WASHINGTON, April, 28, 2011 - The World Bank Board of Directors today approved the Second Programmatic Public Expenditure Development Policy Loan of USD$100 million for Serbia. This operation, among other things, helps Serbia: increase the number of low income households receiving cash transfers by 25 percent; triple the amount of cash benefits for the poor families with more than three members; contain the public sector wage bill while improving public administration; make pension system more sustainable; and introduce reforms in public expenditure and debt management.
One of the main features of this operation is the support for the adoption of the new Social Welfare Law, which enables increased coverage of the poor with a cash transfer known as Material Support for Low-Income Households (MOP). The changes in the law will allow up to 6 members per single family to be eligible to receive the benefit, instead of up to 5 members, as it is now. The MOP will be scaled up in rural areas by relaxing the eligibility criterion related to land ownership which currently acts like an ‘exclusionary filter’. This will be lifted from 0.5 ha to 1 ha for MOP applicant families where none of the members is capable to work. Certain vulnerable groups such as families where no members is able to work, and single-parent families with children will become entitled to higher MOP payments (by 20 percent). Through these changes 25 percent more vulnerable families will receive MOP benefits.
”The need to protect the poor and the vulnerable further exacerbated as a result of the economic crisis,” says Loup Brefort, the World Bank Country Manager in Serbia. “The number of people living below the poverty line increased by 60,000 in 2009 and the risks of falling back to poverty remain high in Serbia. While the country entered the crisis with well a established social assistance system since it operates over twenty support schemes, only one – the Material Support for Low Income Households, or MOP – is an explicit poverty reduction program specifically targeted to the poorest”.
The reforms in the system of the public expenditure allocation are aimed at containing the public sector wage bill, bringing it down from about 10 to 8 percent of the GDP while improving public administration; making the pension system more sustainable; putting in place a more comprehensive, integrated medium-term planning and budgetary framework; and improving public expenditure monitoring and control.
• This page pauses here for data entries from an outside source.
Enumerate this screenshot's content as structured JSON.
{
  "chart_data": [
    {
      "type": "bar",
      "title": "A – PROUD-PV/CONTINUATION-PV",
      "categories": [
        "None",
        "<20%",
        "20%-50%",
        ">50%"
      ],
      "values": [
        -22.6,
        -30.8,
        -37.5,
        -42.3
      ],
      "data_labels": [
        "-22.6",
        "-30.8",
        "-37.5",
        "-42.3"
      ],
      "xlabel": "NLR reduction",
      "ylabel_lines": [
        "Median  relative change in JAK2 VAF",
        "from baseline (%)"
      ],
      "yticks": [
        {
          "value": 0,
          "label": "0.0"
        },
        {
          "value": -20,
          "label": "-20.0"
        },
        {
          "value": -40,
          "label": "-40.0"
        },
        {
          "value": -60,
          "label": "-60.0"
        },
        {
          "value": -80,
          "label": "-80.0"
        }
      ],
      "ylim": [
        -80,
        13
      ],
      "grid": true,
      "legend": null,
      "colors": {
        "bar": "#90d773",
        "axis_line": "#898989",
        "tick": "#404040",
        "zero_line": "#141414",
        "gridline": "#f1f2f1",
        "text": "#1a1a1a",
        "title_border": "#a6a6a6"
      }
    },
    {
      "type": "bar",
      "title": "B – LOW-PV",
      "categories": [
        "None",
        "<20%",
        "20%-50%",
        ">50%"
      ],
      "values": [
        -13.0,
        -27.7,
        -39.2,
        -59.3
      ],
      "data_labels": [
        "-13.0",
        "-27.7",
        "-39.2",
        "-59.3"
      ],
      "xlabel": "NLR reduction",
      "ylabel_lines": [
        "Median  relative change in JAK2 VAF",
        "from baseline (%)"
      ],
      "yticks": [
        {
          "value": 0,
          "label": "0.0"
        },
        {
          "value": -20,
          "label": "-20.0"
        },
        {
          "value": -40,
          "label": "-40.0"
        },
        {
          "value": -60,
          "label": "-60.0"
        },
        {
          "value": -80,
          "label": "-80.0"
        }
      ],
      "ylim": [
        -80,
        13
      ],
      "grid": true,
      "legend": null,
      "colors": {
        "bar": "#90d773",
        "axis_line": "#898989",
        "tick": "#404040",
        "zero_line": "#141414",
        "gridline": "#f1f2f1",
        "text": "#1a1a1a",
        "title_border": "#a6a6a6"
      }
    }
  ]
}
Pension spending (the largest single spending category in Serbia) remains the second highest in Europe and Central Asia (ECA), a region where pension spending is typically high.
”The reforms in education and health sectors, including the steps taken towards the introduction of productivity-based pay will contribute to raise the productivity of the public sector,” says Marina Wes, the World Bank Lead Economist. “The new pension law, which unifies the pension scheme for different categories of employees, is also a step in the right direction. Pension system reform is important not only to protect today's retirees, but to insure pension benefits for future retirees.”
In addition, this operation supports Serbia’s efforts to establish a comprehensive public debt database, medium-term public debt management strategy and to initiate a risk assessment of all outstanding government guarantees.